彼は祈りについて「祈りのない説教はたましいを殺す。祈りのない説教者はいのちではなく、死を作り出す」と強調しています。今日の説教者にとって、これほど爆弾のように聞こえる言葉があるでしょうか。説教学の本を100冊読んだとしても、祈りがなければなりません。神の栄光の御顔の光を見た人が注ぎ出す天の声にまさる地の声があるでしょうか。祈りが切実なのは、説教者だけでしょうか。「今日、教会が必要としているのは、もっと大きくて良い施設ではない。新しい組織でも、奇抜な方法でもない。それは、聖霊に用られる人、祈りに通じた人、つまり祈りの人である」 神は能力者を用いられるのではありません。祈る人に天の力を注ぎ、彼らを通して最終的に世を神の計画どおりに導いていかれるのです。
10年間、神学校で教えた後、ある教会に主任牧師として召されたとき、私には、5千人以上の信徒が見守る中で牧会を成功させなければならないという非常に大きな負担がありました。早天から夜遅くまで熱心に集会を持ちました。しかし、以前説教した聖書の箇所を修正して説教をしていると、みことばを研究する時間も減り、早天祈祷や公的な祈りの時間に、個人の祈りをするようになりました。それでも躍動的な牧会ができているように見えていました。しかし、6ヶ月ほど経った時、主が私に「あなたはだれの力で牧会をしているのか」と問われました。私はその日から決断し、毎週木曜日に祈祷院に通い始めました。それから今日に至るまで、木曜日は丸一日、完全に祈りとみことばの黙想に集中するようにしています。
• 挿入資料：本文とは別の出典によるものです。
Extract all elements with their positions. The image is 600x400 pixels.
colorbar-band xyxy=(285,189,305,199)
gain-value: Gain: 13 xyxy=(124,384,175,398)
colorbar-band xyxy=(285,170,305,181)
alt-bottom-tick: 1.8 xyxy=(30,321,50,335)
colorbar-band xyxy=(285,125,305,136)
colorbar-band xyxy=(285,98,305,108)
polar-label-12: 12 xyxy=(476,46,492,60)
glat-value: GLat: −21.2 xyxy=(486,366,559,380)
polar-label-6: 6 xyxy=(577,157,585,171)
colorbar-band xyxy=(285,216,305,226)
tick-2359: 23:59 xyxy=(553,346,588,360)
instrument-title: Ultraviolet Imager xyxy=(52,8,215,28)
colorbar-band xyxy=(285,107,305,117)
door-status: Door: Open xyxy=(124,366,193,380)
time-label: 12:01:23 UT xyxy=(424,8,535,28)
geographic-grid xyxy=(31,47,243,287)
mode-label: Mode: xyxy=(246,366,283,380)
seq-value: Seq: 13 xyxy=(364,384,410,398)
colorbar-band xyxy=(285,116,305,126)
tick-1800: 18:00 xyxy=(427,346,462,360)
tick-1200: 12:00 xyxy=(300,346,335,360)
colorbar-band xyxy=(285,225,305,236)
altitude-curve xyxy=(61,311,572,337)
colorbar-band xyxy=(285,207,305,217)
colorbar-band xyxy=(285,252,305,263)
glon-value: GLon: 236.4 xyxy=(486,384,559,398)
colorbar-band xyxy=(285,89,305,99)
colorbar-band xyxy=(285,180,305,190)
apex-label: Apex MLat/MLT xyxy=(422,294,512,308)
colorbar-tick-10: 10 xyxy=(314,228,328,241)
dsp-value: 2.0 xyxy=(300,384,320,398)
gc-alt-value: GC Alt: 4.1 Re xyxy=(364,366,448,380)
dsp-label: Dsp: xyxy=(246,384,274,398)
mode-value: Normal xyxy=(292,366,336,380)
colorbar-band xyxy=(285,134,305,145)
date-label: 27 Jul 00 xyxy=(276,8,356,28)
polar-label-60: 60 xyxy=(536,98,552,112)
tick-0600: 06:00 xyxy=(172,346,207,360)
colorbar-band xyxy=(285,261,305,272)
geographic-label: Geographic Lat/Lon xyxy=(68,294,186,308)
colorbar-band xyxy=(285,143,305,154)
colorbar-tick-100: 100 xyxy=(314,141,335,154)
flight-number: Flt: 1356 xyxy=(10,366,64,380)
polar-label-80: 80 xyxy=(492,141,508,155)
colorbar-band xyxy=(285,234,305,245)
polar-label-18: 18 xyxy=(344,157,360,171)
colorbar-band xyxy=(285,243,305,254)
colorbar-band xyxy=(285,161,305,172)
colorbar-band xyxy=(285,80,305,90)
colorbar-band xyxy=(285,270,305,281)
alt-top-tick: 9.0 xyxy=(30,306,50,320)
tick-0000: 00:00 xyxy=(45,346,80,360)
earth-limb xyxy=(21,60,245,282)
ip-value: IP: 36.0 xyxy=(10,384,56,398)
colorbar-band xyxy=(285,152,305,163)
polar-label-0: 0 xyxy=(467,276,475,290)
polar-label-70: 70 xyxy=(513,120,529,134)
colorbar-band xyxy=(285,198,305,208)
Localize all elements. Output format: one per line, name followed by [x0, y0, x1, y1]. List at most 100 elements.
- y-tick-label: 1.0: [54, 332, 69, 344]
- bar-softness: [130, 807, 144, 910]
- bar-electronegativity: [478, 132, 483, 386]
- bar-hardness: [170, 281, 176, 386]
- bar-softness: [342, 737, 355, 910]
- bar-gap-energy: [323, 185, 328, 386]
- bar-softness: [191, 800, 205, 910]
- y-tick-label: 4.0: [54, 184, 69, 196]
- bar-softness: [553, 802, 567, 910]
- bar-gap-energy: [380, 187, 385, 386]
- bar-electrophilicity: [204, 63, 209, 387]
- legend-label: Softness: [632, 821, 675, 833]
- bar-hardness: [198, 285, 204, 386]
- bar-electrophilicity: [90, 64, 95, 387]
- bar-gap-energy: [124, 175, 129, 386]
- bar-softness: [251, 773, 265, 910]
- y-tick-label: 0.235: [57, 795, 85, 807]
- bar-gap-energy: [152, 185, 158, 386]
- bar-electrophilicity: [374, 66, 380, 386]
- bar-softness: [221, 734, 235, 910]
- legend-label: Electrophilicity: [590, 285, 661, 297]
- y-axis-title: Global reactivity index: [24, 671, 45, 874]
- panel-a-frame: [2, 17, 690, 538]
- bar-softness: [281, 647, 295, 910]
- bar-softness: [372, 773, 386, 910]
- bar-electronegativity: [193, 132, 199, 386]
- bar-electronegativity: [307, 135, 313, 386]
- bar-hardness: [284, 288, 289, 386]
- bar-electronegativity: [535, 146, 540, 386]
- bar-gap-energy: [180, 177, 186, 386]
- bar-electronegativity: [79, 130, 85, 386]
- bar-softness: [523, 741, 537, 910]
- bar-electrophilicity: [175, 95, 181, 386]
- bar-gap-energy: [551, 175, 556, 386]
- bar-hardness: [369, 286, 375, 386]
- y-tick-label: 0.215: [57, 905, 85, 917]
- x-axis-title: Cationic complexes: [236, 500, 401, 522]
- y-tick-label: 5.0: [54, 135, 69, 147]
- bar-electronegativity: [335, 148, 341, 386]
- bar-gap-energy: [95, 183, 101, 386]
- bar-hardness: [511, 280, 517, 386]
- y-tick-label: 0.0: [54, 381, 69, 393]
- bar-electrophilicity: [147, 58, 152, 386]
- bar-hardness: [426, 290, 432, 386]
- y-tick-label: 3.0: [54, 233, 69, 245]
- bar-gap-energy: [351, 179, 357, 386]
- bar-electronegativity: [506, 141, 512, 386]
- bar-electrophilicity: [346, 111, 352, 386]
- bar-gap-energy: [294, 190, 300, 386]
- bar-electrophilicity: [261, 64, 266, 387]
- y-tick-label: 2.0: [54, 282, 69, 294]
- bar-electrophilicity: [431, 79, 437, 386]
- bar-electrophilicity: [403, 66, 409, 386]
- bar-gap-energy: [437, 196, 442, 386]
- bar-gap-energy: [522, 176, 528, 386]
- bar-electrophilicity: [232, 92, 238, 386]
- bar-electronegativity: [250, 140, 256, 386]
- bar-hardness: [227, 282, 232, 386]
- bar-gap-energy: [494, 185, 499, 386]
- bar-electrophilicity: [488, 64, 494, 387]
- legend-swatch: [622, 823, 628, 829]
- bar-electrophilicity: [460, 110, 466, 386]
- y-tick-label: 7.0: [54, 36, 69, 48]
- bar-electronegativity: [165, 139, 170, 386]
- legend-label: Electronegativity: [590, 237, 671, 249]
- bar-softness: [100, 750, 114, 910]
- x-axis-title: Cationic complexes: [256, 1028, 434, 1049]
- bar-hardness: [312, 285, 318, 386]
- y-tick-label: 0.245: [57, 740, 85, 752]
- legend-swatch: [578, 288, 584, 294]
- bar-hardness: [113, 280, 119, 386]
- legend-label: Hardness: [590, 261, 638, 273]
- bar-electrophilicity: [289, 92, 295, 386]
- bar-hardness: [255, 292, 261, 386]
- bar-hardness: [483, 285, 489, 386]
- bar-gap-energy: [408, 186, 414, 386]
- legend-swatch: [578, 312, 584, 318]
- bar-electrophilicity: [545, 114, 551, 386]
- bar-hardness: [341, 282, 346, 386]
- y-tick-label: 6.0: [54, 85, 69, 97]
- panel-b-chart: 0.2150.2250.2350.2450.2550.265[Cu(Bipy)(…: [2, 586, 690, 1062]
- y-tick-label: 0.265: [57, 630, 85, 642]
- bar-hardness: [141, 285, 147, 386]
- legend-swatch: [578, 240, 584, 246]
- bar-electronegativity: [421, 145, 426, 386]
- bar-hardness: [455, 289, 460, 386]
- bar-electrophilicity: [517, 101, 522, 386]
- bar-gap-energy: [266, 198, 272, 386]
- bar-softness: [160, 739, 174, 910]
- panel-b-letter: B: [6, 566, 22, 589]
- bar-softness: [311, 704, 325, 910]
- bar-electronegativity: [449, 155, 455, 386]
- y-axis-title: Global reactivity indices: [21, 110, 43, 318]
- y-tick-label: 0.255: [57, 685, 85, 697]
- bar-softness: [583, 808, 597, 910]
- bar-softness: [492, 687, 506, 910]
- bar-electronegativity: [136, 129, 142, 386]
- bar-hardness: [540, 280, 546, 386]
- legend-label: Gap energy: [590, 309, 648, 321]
イエスの人生そのものが祈りの人生でした。40日間の断食祈祷によって公生涯を始め、朝早く起きて神の御前にひざまずきました。死を前にゲツセマネの園で汗が血になるほど祈られ、十字架上でも祈りによって生涯を終えられました。キリスト教の歴史を見ると、多くの信仰者が祈りによって天を泣かせ、霊的地殻変動を起こしました。クリスチャンが地上で祈ることは、サタンの心臓を震えあがらせることであり、天の力の門をたたくことであり、私たちの人生に神が働かれるように橋を架けることです。神とともに朝を始めるなら、神を恐れる一日を送ることができます。神の御前にひざまずくなら、この世のどこででも、何ものにもひざまずかない、謙遜でありながらも堂々とした神の人となるでしょう。

今日の教会に必要なのは
聖霊が用いることのできる人、つまり祈りの人です。

E. M. バウンズの『祈りによる力』は、どんな祈りが生きた祈りであるか、また信仰生活の基本である祈りをクリスチャンがいのちがけで守るには、どうしたらよいかを教えています。